Ukraine’s Zelensky again denies quid pro quo during Trump phone call

Cheryl Sanders
December 4, 2019

Visit Business Insider's homepage for more stories.In a new interview with Time and three European outlets, Ukrainian President Volodymyr Zelensky rejected one of President Donald Trump's central talking points in defending his decision to withhold millions in military aid from Kiev.

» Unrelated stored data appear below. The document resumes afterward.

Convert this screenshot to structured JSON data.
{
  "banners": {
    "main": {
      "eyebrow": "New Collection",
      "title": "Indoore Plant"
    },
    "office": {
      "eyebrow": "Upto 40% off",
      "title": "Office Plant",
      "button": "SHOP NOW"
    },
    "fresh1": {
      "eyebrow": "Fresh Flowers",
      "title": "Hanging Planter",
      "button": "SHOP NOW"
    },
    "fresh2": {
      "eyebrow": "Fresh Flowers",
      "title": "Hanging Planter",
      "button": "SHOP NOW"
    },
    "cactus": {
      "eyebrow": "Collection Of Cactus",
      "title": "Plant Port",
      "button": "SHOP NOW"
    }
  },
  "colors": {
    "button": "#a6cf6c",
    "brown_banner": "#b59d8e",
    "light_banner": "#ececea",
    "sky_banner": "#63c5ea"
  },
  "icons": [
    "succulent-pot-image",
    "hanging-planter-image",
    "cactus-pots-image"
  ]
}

That's not my thing. "I don't want us to look like beggars", Zelenskiy said in the transcript.

Breaking News: The President of Ukraine has just again announced that President Trump has done nothing wrong with respect to Ukraine and our interactions or calls.

"That should be case over", Trump said in reference to the House's impeachment inquiry into whether Trump conditioned USA aid to Ukraine and a White House meeting on Zelensky's announcement of investigations into former Vice President Joe Biden and the 2016 election. In an earlier tweet, Trump emphasized that Zelensky had reiterated that the US president had in no way acted improperly with regard to Ukraine, including during telephone conversations.


He said he never discussed with Trump any connection between a delay in U.S military aid and Trump's request for investigations.

"I would like you to find out what happened with this whole situation with Ukraine", he said on the call. Shortly after his victory, a phone call with US President Donald Trump embroiled Zelensky in a political scandal that continues to rock both countries.

Ukrainian President Volodymyr Zelensky denied once more that President Trump broken-down almost $400 million in defense power wait on as a bargaining chip to stress him to originate investigations into aged Vice President Joe Biden and Ukraine's feature in the 2016 USA election. "And in the event you are our strategic accomplice then you definately must not ever block any help". Can you clarify this issue of the quid pro quo?


Sen. Mitt Romney said Tuesday that it was Russian Federation - not Ukraine - that interfered in the 2016 presidential election, breaking with a number of fellow Republicans who contend, without evidence, that Ukraine may have also tried to meddle in the results. I think that's just about fairness. At the same time, Zelensky said his conversations with Trump were not about a quid pro quo, which aligns with what the leader has said since the controversy started. "It just goes without saying", he added.

"Are we going to be sending massive amounts of money to a country and they're corrupt and they steal the money and that goes into everybody's bank account?" "For me it's very important for the USA with all they can do for us, for them really to understand that we are a different country, that we are different people".

In the interview, Zelenskiy told reporters that while Trump's former special envoy to Ukraine, Kurt Volker "tried hard" and had "a lot of success" in peace talks with Russia, Ukraine still requires support from the U.S.